Para Anaximandro, el mundo está hecho de cuatro elementos en constante guerra entre ellos: la tierra, el fuego, el agua y el vapor. Pero entre todos esos elementos en lucha permanente hay un equilibrio, en el que ninguno domina sobre otro y que llamó «la igualdad de potencia»; de ese equilibrio nacen los contrarios, surgiendo de la materia neutra y primigenia: lo oscuro y lo luminoso, lo frío y lo caliente, lo seco y lo húmedo. Al fin, de la guerra incesante entre contrarios brotan los seres vivos.

El cosmos es una masa en constante movimiento y los primeros animales, en forma de peces, tienen para Anaximandro espinas y escamas. De ellos vienen los animales terrestres. Y el hombre, en consecuencia, no es más que una especie mejorada de pez, un ser que ha evolucionado desde una forma de vida inferior. ¿No anduvo Darwin por los mismos derroteros un buen montón de siglos después?

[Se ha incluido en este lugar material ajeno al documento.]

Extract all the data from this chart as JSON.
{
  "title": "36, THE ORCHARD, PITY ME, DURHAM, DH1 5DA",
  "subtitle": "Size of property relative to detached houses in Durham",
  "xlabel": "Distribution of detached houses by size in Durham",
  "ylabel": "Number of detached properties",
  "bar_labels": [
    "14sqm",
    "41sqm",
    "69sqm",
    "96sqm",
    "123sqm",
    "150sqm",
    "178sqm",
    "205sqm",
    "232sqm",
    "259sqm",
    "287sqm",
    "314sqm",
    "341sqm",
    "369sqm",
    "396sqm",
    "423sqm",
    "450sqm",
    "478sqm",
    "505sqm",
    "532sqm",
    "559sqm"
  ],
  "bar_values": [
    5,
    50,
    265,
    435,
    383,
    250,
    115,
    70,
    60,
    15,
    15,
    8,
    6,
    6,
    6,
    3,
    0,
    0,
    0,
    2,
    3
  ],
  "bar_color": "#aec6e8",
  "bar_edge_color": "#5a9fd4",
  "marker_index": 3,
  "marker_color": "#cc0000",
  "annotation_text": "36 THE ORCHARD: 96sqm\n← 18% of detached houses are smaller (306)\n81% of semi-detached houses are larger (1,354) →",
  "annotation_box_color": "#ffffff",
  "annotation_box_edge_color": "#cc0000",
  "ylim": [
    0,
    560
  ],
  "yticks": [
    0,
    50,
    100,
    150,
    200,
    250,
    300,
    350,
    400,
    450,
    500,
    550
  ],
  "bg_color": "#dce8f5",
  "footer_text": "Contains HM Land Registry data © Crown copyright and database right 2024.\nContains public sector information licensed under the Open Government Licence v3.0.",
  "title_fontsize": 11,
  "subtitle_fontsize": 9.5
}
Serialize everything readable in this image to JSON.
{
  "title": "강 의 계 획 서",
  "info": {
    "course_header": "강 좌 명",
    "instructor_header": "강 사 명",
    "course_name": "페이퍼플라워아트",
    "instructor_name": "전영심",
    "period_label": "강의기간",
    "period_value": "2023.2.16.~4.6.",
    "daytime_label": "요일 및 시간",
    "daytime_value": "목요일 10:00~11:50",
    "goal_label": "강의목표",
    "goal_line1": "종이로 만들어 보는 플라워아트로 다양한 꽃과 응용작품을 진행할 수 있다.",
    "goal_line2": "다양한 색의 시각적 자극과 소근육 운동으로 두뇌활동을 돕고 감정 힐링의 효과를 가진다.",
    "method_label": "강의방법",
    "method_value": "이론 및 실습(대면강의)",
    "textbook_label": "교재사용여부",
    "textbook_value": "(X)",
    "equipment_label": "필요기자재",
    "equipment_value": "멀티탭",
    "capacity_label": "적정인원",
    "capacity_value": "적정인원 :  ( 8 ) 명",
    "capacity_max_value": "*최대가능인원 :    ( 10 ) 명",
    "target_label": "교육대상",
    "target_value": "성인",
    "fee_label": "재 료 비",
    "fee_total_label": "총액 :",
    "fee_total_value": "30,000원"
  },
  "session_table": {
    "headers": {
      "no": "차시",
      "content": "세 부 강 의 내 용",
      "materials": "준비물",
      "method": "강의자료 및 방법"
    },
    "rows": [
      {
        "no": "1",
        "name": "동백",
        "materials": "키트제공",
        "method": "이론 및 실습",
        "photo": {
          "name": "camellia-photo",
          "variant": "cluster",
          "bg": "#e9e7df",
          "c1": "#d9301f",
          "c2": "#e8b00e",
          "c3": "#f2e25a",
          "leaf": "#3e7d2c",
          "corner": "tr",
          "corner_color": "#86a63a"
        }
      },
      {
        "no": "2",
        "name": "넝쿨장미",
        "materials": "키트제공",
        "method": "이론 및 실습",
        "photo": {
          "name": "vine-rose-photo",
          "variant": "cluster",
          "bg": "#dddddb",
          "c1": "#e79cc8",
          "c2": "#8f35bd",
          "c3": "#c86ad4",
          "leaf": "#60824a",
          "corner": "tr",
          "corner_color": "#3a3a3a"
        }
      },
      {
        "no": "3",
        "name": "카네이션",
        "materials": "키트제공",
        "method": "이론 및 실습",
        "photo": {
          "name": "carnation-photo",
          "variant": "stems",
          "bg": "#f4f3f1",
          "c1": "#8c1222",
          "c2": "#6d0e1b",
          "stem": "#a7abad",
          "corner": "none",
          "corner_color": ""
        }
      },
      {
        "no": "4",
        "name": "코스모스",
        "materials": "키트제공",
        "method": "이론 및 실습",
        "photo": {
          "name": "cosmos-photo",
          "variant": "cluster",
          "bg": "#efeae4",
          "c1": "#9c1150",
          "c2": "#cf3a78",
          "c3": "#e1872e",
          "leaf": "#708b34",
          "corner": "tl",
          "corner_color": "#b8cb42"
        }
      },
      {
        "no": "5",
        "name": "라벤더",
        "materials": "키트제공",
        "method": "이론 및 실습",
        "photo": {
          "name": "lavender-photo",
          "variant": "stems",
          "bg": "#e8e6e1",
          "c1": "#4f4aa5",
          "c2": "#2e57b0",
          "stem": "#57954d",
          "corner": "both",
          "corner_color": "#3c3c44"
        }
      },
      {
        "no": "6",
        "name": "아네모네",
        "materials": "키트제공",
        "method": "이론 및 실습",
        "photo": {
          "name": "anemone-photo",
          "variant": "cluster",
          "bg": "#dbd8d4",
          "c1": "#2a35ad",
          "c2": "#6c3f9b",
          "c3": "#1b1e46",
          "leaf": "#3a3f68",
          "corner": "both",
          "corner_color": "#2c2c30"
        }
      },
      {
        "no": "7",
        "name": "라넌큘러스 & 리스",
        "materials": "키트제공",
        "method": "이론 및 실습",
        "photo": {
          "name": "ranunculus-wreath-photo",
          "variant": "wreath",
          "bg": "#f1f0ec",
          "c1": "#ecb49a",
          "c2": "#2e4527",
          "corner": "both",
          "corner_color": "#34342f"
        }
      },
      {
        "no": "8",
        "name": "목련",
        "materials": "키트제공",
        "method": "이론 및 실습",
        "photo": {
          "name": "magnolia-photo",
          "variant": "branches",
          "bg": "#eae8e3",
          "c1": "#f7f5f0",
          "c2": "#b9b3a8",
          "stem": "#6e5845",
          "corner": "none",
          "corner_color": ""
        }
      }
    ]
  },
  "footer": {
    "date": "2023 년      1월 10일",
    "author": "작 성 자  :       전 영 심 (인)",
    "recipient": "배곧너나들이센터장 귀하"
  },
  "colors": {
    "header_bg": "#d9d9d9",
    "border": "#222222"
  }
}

Anaximandro dio un grandioso salto en la historia del pensamiento al considerar que hay una ley natural que lo gobierna todo y a la que no podemos resistirnos las criaturas de la Tierra. Buscó una ley original para la materia, con sus normas y sus ritmos, oculta detrás de la apariencia, lo que suponía abrir el camino a la abstracción y a lo conceptual.

El único fragmento completo que conservamos de su libro dice así: «Donde lo que es tuvo su origen, allí es preciso que vuelva en su caída, de acuerdo con lo que determina el destino. Las cosas deben pagar unas a otras castigo y pena, de acuerdo con la sentencia del tiempo». Ese pensamiento seguirá presente en toda la filosofía posterior, desde Heráclito de Éfeso hasta los atenienses Aristóteles y Platón. Y será una idea que influirá en el nacimiento de la tragedia y en el florecimiento de las artes del mundo griego.

La aportación suprema de Anaximandro a la historia del pensamiento humano es el principio de armonía, que expresa la relación de las partes con el todo. Werner Jaeger lo explica así: «Es incalculable la influencia de la idea de armonía en todos los aspectos de la vida griega en los tiempos posteriores. Abraza la arquitectura, la poesía y la retórica, la religión y la ética. En todas partes aparece la conciencia de que existe, en la acción práctica del hombre, una norma de lo proporcionado que, como la del derecho, no puede ser transgredido con impunidad».